During this time, my mother attended a seminar based on Dr. Sarno’s method. The presenter gave out cards at the end of the class, summarizing Dr. Sarno’s 240 pages into eight typed lines on a three and half by two-inch homemade card. She told me she was going to send it to me. I figured it would meet the same fate as the blue bottled homeopathic dropper she once gave me, which still sits, unopened, in the exact spot she placed it — but this nifty little card has taken up residence in my various wallets these past eight years, nestled between my business card and oil change rewards card.

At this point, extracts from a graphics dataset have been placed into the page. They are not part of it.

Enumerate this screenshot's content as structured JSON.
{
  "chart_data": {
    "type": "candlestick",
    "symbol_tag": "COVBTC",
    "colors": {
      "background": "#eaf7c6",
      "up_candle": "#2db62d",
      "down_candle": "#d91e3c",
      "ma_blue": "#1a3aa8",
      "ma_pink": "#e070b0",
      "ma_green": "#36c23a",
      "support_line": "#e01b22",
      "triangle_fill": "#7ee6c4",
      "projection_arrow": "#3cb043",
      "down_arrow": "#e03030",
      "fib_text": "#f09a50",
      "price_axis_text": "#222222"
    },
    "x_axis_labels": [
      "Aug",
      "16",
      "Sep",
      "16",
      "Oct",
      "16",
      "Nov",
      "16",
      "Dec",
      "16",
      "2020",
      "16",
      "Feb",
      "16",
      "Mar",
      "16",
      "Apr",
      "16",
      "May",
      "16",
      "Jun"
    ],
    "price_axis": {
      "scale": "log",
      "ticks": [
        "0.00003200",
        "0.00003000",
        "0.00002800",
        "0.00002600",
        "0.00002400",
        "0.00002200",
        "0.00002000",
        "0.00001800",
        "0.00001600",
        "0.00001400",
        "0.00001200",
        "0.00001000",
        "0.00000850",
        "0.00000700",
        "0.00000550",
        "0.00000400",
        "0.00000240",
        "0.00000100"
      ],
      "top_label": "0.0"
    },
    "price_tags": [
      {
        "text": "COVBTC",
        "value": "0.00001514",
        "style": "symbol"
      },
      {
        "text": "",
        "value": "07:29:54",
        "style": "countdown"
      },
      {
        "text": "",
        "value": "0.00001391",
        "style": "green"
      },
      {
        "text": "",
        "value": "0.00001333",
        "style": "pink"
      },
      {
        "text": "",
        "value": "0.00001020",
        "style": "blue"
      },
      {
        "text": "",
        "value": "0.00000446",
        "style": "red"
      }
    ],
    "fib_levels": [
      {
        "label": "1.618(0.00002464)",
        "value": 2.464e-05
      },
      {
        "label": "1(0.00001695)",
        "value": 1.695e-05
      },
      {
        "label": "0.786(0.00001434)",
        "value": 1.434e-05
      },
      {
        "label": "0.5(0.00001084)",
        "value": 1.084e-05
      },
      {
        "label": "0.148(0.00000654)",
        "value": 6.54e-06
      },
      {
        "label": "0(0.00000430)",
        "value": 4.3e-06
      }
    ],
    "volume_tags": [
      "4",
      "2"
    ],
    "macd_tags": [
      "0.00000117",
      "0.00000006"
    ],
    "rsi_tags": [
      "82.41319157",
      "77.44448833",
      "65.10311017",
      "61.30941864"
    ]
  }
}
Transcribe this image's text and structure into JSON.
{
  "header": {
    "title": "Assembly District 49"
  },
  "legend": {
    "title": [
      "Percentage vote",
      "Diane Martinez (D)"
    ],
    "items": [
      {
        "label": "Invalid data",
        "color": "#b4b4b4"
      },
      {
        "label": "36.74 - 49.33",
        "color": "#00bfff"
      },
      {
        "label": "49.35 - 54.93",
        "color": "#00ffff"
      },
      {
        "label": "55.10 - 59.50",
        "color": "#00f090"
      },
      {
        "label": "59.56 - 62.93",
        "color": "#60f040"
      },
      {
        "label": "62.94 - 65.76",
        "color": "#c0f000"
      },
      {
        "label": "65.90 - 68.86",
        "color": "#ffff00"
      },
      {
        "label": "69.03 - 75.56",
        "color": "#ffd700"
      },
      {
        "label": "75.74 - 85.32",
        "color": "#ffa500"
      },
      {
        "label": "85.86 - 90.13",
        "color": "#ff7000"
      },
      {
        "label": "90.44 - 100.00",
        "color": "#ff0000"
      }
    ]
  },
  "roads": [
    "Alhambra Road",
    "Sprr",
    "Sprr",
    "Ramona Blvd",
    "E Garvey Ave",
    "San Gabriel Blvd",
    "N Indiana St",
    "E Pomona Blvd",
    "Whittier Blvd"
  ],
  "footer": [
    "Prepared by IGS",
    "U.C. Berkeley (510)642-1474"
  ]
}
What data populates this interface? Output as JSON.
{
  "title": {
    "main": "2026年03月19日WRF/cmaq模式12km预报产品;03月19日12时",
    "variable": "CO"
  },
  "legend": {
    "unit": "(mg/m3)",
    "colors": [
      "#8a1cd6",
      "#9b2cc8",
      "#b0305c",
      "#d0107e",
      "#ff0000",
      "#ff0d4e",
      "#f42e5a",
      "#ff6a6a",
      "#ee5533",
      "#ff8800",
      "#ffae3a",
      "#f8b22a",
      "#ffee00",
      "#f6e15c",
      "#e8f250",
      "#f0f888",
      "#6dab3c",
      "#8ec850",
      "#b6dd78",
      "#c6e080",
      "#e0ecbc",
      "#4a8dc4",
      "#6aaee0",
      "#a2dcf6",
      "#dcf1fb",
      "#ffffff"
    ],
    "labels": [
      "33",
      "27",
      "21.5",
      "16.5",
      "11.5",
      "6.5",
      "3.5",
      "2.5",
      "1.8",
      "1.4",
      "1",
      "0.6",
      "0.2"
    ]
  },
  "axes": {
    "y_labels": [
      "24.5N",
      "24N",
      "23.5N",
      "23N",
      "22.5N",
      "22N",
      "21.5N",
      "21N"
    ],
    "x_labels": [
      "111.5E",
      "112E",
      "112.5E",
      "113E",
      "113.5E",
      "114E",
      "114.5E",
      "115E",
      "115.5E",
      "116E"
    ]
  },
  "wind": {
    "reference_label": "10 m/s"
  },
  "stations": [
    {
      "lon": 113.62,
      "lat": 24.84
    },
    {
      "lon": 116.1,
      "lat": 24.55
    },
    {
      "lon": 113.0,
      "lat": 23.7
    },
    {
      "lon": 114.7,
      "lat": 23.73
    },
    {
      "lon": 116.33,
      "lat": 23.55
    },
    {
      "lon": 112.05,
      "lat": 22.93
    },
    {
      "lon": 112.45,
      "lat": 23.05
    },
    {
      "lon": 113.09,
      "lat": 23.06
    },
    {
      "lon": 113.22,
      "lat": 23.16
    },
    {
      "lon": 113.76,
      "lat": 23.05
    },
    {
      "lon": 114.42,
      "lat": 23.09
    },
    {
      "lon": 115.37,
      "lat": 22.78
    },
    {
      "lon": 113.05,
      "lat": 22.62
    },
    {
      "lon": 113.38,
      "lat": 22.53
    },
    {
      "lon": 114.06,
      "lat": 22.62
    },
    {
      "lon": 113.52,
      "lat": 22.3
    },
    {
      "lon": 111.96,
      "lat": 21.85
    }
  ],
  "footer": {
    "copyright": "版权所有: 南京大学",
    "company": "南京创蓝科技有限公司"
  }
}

Of course, I haven’t changed entirely. I still can’t watch or listen to prescription drug commercials; when they run through the list of symptoms — for your fibromyalgia, IBS, debilitating migraines, whatever — and say, “Ask your doctor if this drug can help you,” I think I probably should ask next time I go. Sometimes I glance at this now-tattered Anti-Pain Pizmon card to remind myself that, baruch Hashem, I’m healthy and okay. And most times I don’t have to look at it, because just knowing that it’s there makes me feel a little bit better, and a little safer.

 

Zevi Rosenfeld is a real estate professional who enjoys cooking and writing.